心中有了期许,觉得灰扑扑的兰草,比宫中技艺最高超的绣娘绣的图案还要顺眼。
手指摩挲着兰草开口:“给我也缝一个,要跟这个一模一样。””
她叫蓝徽音,绣的是兰草。
他若是带在身上,岂非时时刻刻有她陪伴?
不喜这些身外之物,许承胤心中也暗生期许。
等的就是他这句话。
但为了更自然地把东西送出去,蓝徽音挑了挑眉,她看着男人的眼神中带着玩味,熟练的跟他谈条件。

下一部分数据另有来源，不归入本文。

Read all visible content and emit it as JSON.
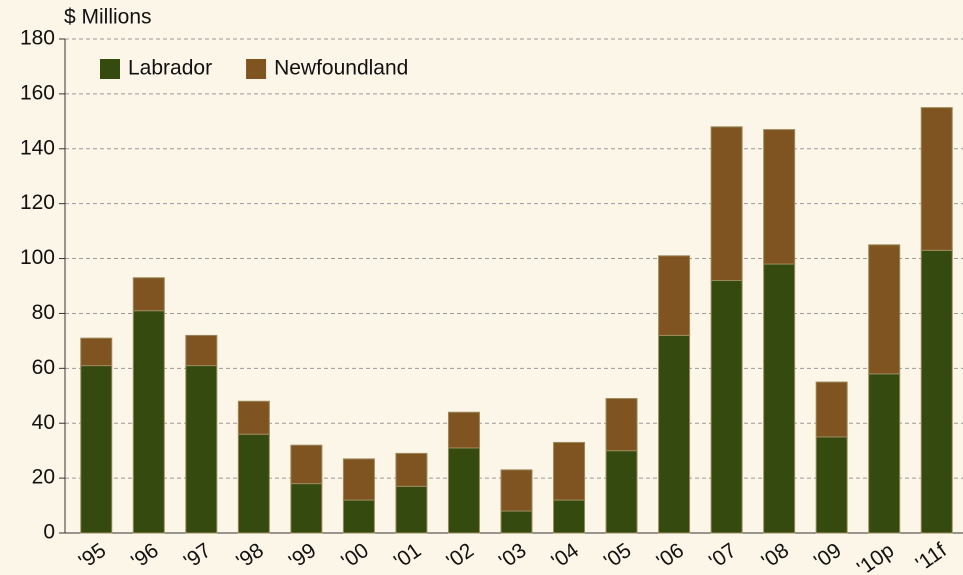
{
  "chart_data": {
    "type": "stacked_bar",
    "y_label": "$ Millions",
    "categories": [
      "'95",
      "'96",
      "'97",
      "'98",
      "'99",
      "'00",
      "'01",
      "'02",
      "'03",
      "'04",
      "'05",
      "'06",
      "'07",
      "'08",
      "'09",
      "'10p",
      "'11f"
    ],
    "series": [
      {
        "name": "Labrador",
        "color": "#344a0e",
        "values": [
          61,
          81,
          61,
          36,
          18,
          12,
          17,
          31,
          8,
          12,
          30,
          72,
          92,
          98,
          35,
          58,
          103
        ]
      },
      {
        "name": "Newfoundland",
        "color": "#7f5421",
        "values": [
          10,
          12,
          11,
          12,
          14,
          15,
          12,
          13,
          15,
          21,
          19,
          29,
          56,
          49,
          20,
          47,
          52
        ]
      }
    ],
    "ylim": [
      0,
      180
    ],
    "yticks": [
      0,
      20,
      40,
      60,
      80,
      100,
      120,
      140,
      160,
      180
    ],
    "grid": true,
    "legend": "top-left"
  }
}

“可以啊,那太子殿下拿什么东西来换?总不能让我打白工吧。”
不管男人在想什么,蓝徽音要的是他心甘情愿,这几日都带着这个荷包。
“后日秋猎开围,我可以给你一匹马,让你同我一起参加秋猎,明日还能带你去见父皇母后,趁这个机会给你晋晋位分,承徽如何?等你生了孩子,我便给你请封良媛。”
许承胤并未因为蓝徽音跟自己讲条件生气。
他喜欢她鲜活的模样,不按常理出牌,永远不主动邀宠。
蓝徽音,跟他见过的女子相比,几乎没有相同之处。
他坐在她身侧,认真的看着她眼睛。
“我有这想法许久了,昭训位分太低,传出去叫别人知道,我许承胤的心上人只是个七品算怎么回事?我既喜欢你,就想给你最好的。”
这是他身为夫君的职责,也是他身为蓝徽音男人的职责。
但蓝徽音脸上没有出现许承胤预想中的喜悦。
她依旧淡淡的,不悲不喜,甚至带上一贯的嘲讽:“这两个有什么区别?昭训良媛,不都是给你做妾。”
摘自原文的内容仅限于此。